I'm afraid we will lose if we accept them until they do something bad. Given their track record, that's just a matter of time. If we let them become important to the fediverse as long as they play nice, the final decision could be disastrous for the fediverse when they stop playing nice.

So the right thing to say seems for me: "No, this is our house. We don’t federate with you."

[–] [email protected] 9 points 2 years ago

That is a completely valid take here. My partner who runs our Mastodon instance will be preemptively defederating with Threads (on my suggestion), so I do agree with you, but I realize not everyone in the Fediverse may share that take - it's a weighted scale where one end is "mass adoption of a Web 3.0 decentralized Fediverse" and the other end is "but adoption in which most people are on Threads will be centralization anyway, so we will have already failed."

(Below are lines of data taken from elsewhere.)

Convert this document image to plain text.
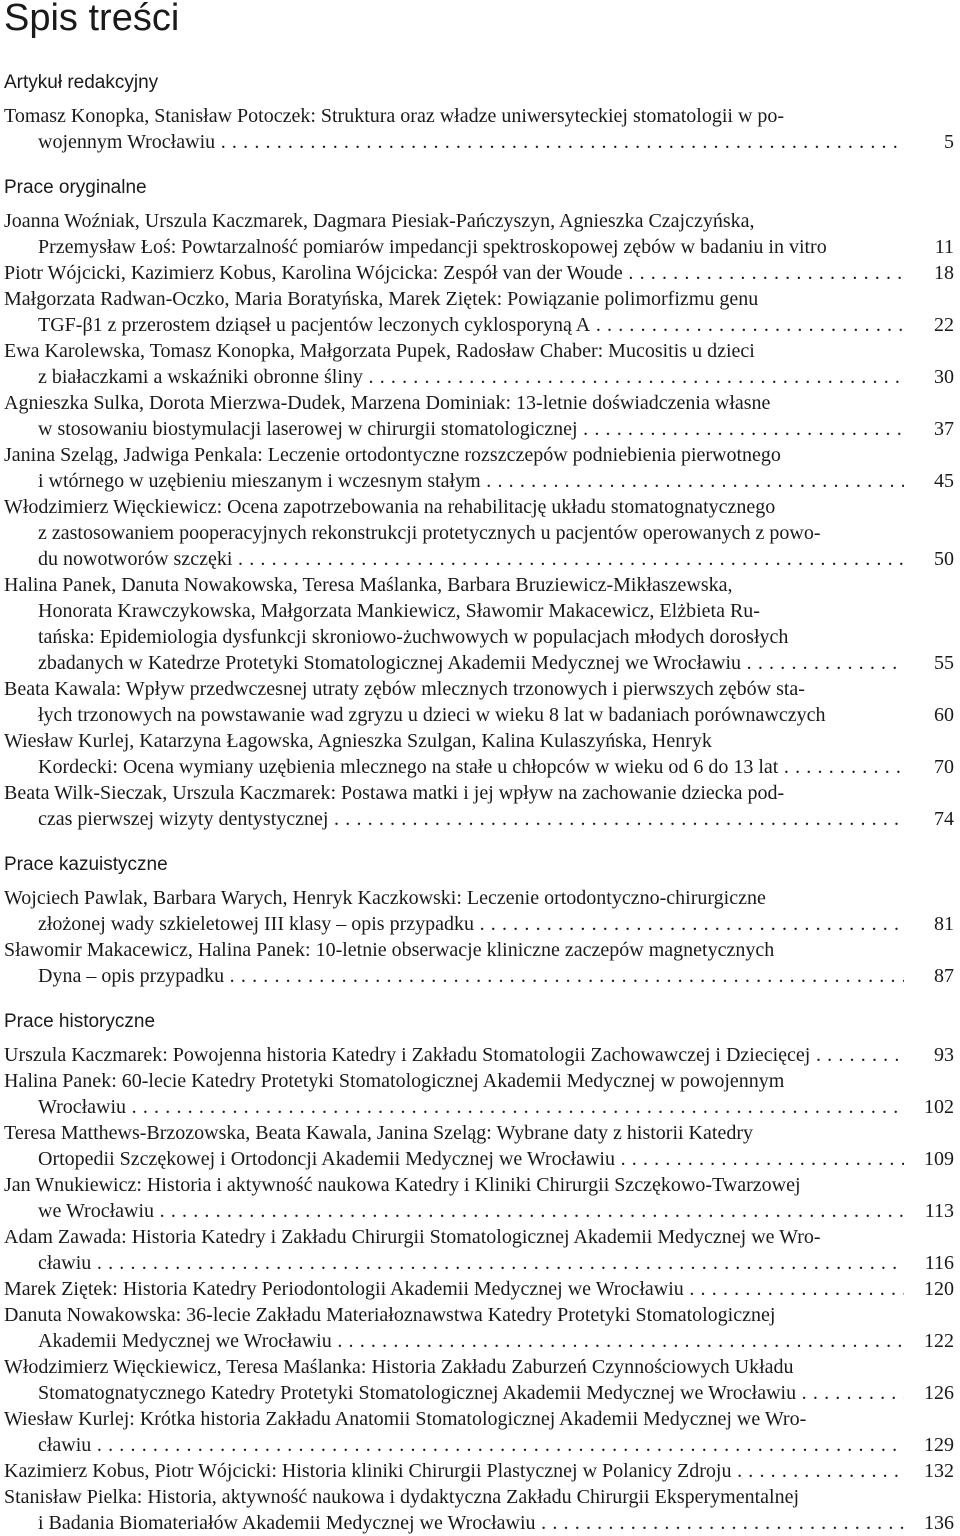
Spis treści
Artykuł redakcyjny
Tomasz Konopka, Stanisław Potoczek: Struktura oraz władze uniwersyteckiej stomatologii w po-
wojennym Wrocławiu . . .	5
Prace oryginalne
Joanna Woźniak, Urszula Kaczmarek, Dagmara Piesiak-Pańczyszyn, Agnieszka Czajczyńska,
Przemysław Łoś: Powtarzalność pomiarów impedancji spektroskopowej zębów w badaniu in vitro	11
Piotr Wójcicki, Kazimierz Kobus, Karolina Wójcicka: Zespół van der Woude . . .	18
Małgorzata Radwan-Oczko, Maria Boratyńska, Marek Ziętek: Powiązanie polimorfizmu genu
TGF-β1 z przerostem dziąseł u pacjentów leczonych cyklosporyną A . . .	22
Ewa Karolewska, Tomasz Konopka, Małgorzata Pupek, Radosław Chaber: Mucositis u dzieci
z białaczkami a wskaźniki obronne śliny . . .	30
Agnieszka Sulka, Dorota Mierzwa-Dudek, Marzena Dominiak: 13-letnie doświadczenia własne
w stosowaniu biostymulacji laserowej w chirurgii stomatologicznej . . .	37
Janina Szeląg, Jadwiga Penkala: Leczenie ortodontyczne rozszczepów podniebienia pierwotnego
i wtórnego w uzębieniu mieszanym i wczesnym stałym . . .	45
Włodzimierz Więckiewicz: Ocena zapotrzebowania na rehabilitację układu stomatognatycznego
z zastosowaniem pooperacyjnych rekonstrukcji protetycznych u pacjentów operowanych z powo-
du nowotworów szczęki . . .	50
Halina Panek, Danuta Nowakowska, Teresa Maślanka, Barbara Bruziewicz-Mikłaszewska,
Honorata Krawczykowska, Małgorzata Mankiewicz, Sławomir Makacewicz, Elżbieta Ru-
tańska: Epidemiologia dysfunkcji skroniowo-żuchwowych w populacjach młodych dorosłych
zbadanych w Katedrze Protetyki Stomatologicznej Akademii Medycznej we Wrocławiu . . .	55
Beata Kawala: Wpływ przedwczesnej utraty zębów mlecznych trzonowych i pierwszych zębów sta-
łych trzonowych na powstawanie wad zgryzu u dzieci w wieku 8 lat w badaniach porównawczych	60
Wiesław Kurlej, Katarzyna Łagowska, Agnieszka Szulgan, Kalina Kulaszyńska, Henryk
Kordecki: Ocena wymiany uzębienia mlecznego na stałe u chłopców w wieku od 6 do 13 lat . . .	70
Beata Wilk-Sieczak, Urszula Kaczmarek: Postawa matki i jej wpływ na zachowanie dziecka pod-
czas pierwszej wizyty dentystycznej . . .	74
Prace kazuistyczne
Wojciech Pawlak, Barbara Warych, Henryk Kaczkowski: Leczenie ortodontyczno-chirurgiczne
złożonej wady szkieletowej III klasy – opis przypadku . . .	81
Sławomir Makacewicz, Halina Panek: 10-letnie obserwacje kliniczne zaczepów magnetycznych
Dyna – opis przypadku . . .	87
Prace historyczne
Urszula Kaczmarek: Powojenna historia Katedry i Zakładu Stomatologii Zachowawczej i Dziecięcej . . .	93
Halina Panek: 60-lecie Katedry Protetyki Stomatologicznej Akademii Medycznej w powojennym
Wrocławiu . . .	102
Teresa Matthews-Brzozowska, Beata Kawala, Janina Szeląg: Wybrane daty z historii Katedry
Ortopedii Szczękowej i Ortodoncji Akademii Medycznej we Wrocławiu . . .	109
Jan Wnukiewicz: Historia i aktywność naukowa Katedry i Kliniki Chirurgii Szczękowo-Twarzowej
we Wrocławiu . . .	113
Adam Zawada: Historia Katedry i Zakładu Chirurgii Stomatologicznej Akademii Medycznej we Wro-
cławiu . . .	116
Marek Ziętek: Historia Katedry Periodontologii Akademii Medycznej we Wrocławiu . . .	120
Danuta Nowakowska: 36-lecie Zakładu Materiałoznawstwa Katedry Protetyki Stomatologicznej
Akademii Medycznej we Wrocławiu . . .	122
Włodzimierz Więckiewicz, Teresa Maślanka: Historia Zakładu Zaburzeń Czynnościowych Układu
Stomatognatycznego Katedry Protetyki Stomatologicznej Akademii Medycznej we Wrocławiu . . .	126
Wiesław Kurlej: Krótka historia Zakładu Anatomii Stomatologicznej Akademii Medycznej we Wro-
cławiu . . .	129
Kazimierz Kobus, Piotr Wójcicki: Historia kliniki Chirurgii Plastycznej w Polanicy Zdroju . . .	132
Stanisław Pielka: Historia, aktywność naukowa i dydaktyczna Zakładu Chirurgii Eksperymentalnej
i Badania Biomateriałów Akademii Medycznej we Wrocławiu . . .	136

I think in any case it may not matter, as I believe Meta / Threads will only federate with instances that agree to follow their moderation standards - after all, Meta likely doesn't want porn and Nazis federated to their communities because then they can't run advertisements. As a Fediverse community, we're pretty good at taking care of the Nazi thing, but Mastodon's got an awful lot of porn on it.

It will really depend on which admins take that deal to be beholden to Meta's standards, potentially opening themselves up not only to huge moderation concerns but to a future requirement of taking advertisements. I hope large instances will not. I would prefer to see the Fediverse operate separate from Threads, who will be using the ActivityPub protocol but not part of the larger Fediverse. Similar to how the conservative "truth.social" uses the Mastodon application and ActivityPub but is not part of the Fediverse because it is closed off.

A little off topic, but I was very surprised Reddit didn't pursue a similar approach of "we will lower greatly the costs of API but we will serve advertisements in the API as regular posts, so you must display them and can't strip them out."